Dass das neue iPad Air jetzt endlich auch über einen USB-C-Anschluss verfügt, mit dem sich erstens Daten schneller transportieren lassen (bis zehn Gigabit pro Sekunde) und zweitens Peripheriegeräte wie Kameras direkt verbinden lassen, macht das handliche Ding wieder ein Stück erwachsener. Auch die Zwölf-Megapixel-Frontkamera für Videotelefonate und die Rückkamera für Fotos und 4K-Videos werten das iPad Air auf und rücken es näher an das iPad Pro heran.

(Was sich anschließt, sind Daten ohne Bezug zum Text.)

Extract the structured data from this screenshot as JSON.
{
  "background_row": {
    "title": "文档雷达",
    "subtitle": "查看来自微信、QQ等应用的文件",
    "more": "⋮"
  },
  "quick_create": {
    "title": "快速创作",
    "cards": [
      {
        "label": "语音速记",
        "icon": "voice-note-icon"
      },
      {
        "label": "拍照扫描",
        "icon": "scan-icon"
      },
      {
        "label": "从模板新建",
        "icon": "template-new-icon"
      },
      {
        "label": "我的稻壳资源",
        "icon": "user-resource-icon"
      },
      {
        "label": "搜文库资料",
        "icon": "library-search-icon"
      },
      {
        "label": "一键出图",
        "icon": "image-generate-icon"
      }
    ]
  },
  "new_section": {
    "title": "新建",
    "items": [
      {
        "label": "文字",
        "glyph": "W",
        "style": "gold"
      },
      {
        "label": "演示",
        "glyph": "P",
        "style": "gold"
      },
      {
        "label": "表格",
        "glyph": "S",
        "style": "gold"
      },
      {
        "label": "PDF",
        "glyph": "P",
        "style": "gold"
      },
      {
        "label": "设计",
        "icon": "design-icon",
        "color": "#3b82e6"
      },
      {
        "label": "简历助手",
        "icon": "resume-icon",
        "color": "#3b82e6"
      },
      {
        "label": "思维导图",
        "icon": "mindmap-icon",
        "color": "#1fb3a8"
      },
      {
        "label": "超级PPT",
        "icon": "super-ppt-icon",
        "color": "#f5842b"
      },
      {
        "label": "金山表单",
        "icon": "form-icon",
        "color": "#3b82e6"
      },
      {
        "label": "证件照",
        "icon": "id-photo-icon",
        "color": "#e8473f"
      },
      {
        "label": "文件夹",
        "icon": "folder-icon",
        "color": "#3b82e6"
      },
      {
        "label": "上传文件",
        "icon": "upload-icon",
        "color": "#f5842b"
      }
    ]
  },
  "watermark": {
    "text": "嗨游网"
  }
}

Profi-Tool und Freizeitkumpel

Ob fürs Büro oder für die Freizeit: Das neue Air ist ein vielseitiger und leistungsstarker Begleiter. Sowohl als Streaming- und Internetgefährte auf der Couch wie auch am Laptop angeschlossen im Homeoffice: Das neue iPad Air hat zumindest das kleine iPad Pro mit seiner Bildschirmdiagonale von elf Zoll in Reichweite, nachdem es in Sachen Bildschirm, Kamera und USB-C nahezu gleichgezogen hat. Das zeigt auch ein Preisvergleich. In der gleichen Ausstattung (Wi-Fi und Cellular, 256 Gigabyte) liegen die beiden Geräte nur noch 140 Euro auseinander. Wer also ein bisschen Geld sparen möchte, kann bedenkenlos die günstigere Variante wählen.

iPad Air, ab 679 Euro (64 Gigabyte, nur Wi-Fi), das getestete Modell (256 Gigabyte, Wi-Fi und Cellular) kostet 1019 Euro. Erhältlich in Space-Grau, Rosé, Violett, Blau und Polarstern. Magic Keyboard: 339 Euro, Apple Pencil (zweite Generation): 135 Euro.